The report by the Project for Excellence in Journalism is a wealth of information, but not much of it is shouting good news. One key point is that this type of report, a cornucopia of data and commentary, would have been a for fee product not long ago. Today, the information are provided without charge. Why? The print information is no longer “must have”. The information is “nice to have”. Who wants to read about a Sisyphusian challenge. I don’t, and I have a couple of clients who don’t want any more bad news about traditional publishing either.

Exogenous Complexity

Here’s the exogenous complexity which bedevils newspapers, some magazine publishers, and even the specialty publishers.

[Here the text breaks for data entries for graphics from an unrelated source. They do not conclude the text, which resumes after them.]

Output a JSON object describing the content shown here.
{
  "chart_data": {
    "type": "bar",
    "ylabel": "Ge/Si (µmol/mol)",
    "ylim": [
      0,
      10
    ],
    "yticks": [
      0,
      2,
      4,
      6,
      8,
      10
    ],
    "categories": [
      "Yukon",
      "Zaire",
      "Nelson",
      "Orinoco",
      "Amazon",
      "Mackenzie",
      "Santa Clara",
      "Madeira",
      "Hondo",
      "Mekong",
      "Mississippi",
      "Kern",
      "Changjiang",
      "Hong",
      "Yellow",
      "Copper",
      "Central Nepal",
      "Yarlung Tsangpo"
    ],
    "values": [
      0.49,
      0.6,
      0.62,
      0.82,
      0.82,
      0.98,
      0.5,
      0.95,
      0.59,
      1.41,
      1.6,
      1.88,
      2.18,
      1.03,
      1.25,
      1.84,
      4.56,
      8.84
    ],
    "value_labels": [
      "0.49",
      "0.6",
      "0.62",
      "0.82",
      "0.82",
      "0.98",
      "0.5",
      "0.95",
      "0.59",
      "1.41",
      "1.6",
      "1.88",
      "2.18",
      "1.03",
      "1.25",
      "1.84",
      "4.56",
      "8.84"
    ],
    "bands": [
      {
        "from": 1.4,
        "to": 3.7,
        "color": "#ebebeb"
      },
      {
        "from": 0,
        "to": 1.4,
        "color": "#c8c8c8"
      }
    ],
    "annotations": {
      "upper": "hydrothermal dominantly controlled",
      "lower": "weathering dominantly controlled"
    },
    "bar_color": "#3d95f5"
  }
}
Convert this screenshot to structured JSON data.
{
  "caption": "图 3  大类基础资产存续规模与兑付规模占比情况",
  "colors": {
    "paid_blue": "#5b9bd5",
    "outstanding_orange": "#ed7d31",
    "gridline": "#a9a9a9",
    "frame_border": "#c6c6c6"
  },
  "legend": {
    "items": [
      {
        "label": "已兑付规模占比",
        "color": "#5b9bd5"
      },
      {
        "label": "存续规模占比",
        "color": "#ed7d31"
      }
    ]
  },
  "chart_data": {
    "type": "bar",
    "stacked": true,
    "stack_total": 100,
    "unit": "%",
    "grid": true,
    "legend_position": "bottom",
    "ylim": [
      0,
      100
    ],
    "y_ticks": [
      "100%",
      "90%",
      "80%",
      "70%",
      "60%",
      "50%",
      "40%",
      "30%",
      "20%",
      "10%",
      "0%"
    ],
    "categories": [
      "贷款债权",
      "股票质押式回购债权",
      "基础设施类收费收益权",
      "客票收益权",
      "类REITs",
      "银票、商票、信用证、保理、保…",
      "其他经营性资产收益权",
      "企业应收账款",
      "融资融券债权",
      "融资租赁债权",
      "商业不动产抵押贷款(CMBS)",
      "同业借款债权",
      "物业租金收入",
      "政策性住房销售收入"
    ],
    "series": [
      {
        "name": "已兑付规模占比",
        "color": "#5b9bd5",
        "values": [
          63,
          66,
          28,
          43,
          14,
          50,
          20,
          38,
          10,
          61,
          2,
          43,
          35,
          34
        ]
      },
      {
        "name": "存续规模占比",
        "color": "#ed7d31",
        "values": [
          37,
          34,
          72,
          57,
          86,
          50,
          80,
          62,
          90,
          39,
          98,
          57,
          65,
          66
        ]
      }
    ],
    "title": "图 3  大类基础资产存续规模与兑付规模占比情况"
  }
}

First, the customers are shifting from the type of reading which I do at age 67 to a high speed graze and go approach. Contemplation is not particularly popular. Most of my neighbors do not subscribe to the print daily newspaper and a couple of the people working with me eschew print magazines. Reading on a mobile phone or an iPad is just fine. Without customers for print products, what do you get? Well, not many customers to whom to sell an old fashioned output.

Second, the “real” journalism industry itself is fretting because it is no longer in charge. In the old days, Barry Bingham Sr. and his son could have a direct impact on quite a few issues. Today, the impact is fuzzier, more Facebookish. What a bummer. From the arbiters of taste, thought, and social behavior to the margins of influence. Bad for the ego. Most of the publishers with whom I have worked believe the pre digital way still has a role to play. Well, maybe.

Third, the information today is just different. I know that I am losing touch with some topics because I don’t watch YouTube.com videos. I don’t post to my Facebook page which is managed by a librarian in Lexington, Kentucky, for me. I don’t send “tweets,” but I do pump out messages about new stories in Beyond Search using a software robot. The reality which I accept is that text is not where the future lies. The key is yapping at conferences, doing podcasts, posting images to Pinterest (the 2012 version of Life Magazine in my opinion), and being distracted by fragments of information. Looking for content is tough today because everyone in the chain can filter, censor, shape, summarize, and modify information. Facts are not permanent. Facts are Silly Putty.

My thoughts on the exogenous complexities for traditional publishers’ online fees are:

  1. The potential buyers of the traditional publishers’ online content make decisions based on nice to have versus must have
  2. The competition in the datasphere is not narrowed to a particular company or key player. The competition is fluid
  3. Technology imposes conceptual and financial hurdles. Each try raises the hurdles. Missing a hurdle makes the next hurdle more difficult to scale; that is, technology and financial failures do not make the competitor stronger
  4. Information itself is undergoing a radical shift. Traditional publishers are into print. The new content is different: different formats (video, social), different rhetoric (crunchy, a blend of opinion, speculation, facts, and links), different celebrities (Robert Scoble, Arianna Huffington), and different technologies (rich media, blogs).

These factors are complex, far more complicated than producing a daily newspaper was in 1985. Traditional publishers are trying but their successes are weighted with factors beyond their control and, in my opinion, beyond some manager’s comprehension.

Unless traditional publishing finds a solution to exogenous complexity, many of those engaged in traditional publishing have to do more than reinvent themselves. A career shift may be necessary.